HashMap通过key的hashCode经过扰动函数处理过后得到hash值，然后通过(n-1)&hash计算当前元素存放位置(n指数组长度)，如果当前位置存在元素，就比较已存在元素和要存放元素的key的hash值是否一致，如果不一致，就采用拉链法解决冲突，如果一致，就会发生哈希碰撞，然后会调用key所属类的equals()方法，如果相等，直接覆盖，如果不相等，遍历链表，直到找到相等的，否则采用拉链法新建一个节点存储数据。

注：不同key的hashCode()方法得到的值可能会相等。例：

public class Test {
    public static void main(String[] args) {
        System.out.println("重地".hashCode());
        System.out.println("通话".hashCode());
    }
}
//结果为：
//1179395
//1179395

注：从上述过程可以看出，一个类中hashCode()和equals()方法一定要一致。

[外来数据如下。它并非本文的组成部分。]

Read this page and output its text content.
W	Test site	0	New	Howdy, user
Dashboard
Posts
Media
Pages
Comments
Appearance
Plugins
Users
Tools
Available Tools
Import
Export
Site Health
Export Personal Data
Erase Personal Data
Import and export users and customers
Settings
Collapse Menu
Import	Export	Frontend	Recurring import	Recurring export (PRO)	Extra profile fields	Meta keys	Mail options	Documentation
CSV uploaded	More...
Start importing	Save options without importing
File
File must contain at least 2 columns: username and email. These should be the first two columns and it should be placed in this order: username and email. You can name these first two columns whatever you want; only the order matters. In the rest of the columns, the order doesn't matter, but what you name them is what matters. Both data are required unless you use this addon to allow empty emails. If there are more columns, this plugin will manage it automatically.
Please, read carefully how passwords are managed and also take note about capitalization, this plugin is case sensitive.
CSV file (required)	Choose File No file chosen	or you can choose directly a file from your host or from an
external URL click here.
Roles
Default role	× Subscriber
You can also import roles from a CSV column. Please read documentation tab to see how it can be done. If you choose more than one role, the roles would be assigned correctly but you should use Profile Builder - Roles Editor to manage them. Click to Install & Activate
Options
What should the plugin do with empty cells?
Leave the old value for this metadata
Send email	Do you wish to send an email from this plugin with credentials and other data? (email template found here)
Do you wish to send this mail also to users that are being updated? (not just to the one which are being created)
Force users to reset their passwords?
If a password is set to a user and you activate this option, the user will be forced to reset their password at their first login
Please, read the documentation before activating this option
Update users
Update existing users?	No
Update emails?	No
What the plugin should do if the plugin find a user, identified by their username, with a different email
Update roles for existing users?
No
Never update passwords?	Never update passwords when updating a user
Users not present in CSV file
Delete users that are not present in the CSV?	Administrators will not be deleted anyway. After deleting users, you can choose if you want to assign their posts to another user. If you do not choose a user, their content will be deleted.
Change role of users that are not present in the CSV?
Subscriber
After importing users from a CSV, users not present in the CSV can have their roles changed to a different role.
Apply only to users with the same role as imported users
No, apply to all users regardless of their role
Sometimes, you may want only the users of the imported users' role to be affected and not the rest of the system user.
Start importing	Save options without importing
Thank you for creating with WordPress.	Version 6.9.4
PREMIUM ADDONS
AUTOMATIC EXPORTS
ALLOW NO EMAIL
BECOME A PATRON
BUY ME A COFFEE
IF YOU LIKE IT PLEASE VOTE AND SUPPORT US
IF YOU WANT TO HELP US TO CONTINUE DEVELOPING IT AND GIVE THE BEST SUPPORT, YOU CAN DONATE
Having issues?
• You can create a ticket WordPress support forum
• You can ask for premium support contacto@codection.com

这里扰动函数就是HashMap的hash()方法，使用hash方法就是为了防止一些实现比较差的hashCode()方法从而减少碰撞。

HashMap集合类的成员

成员变量

序列化版本号

1	private static final long serialVersionUID = 362498820763181265L;

HashMap实现了Serializable接口。

集合的初始化容量(必须为2的n次幂)

/**
 * The default initial capacity - MUST be a power of two.
 */
static final int DEFAULT_INITIAL_CAPACITY = 1 << 4; // aka 16

默认的初始化容量必须为2的n次幂，是为了让HashMap存取高效，尽量减少碰撞，也就是尽量把数据分配均匀。

根据key计算得到的hash值数值很大，不能当成内存地址，将其转化为数组下标的计算方法为(n-1)&hash。所以HashMap的长度必须为2的n次幂。

因为取余操作中如果除数是2的幂次则等价于与其除数减一的与(&)操作，即hash%length == hash&(length-1)的前提是length是2的n次幂。而计算机中采用二进制操作&效率远远大于%，所以HashMap的长度必须为2的n次幂。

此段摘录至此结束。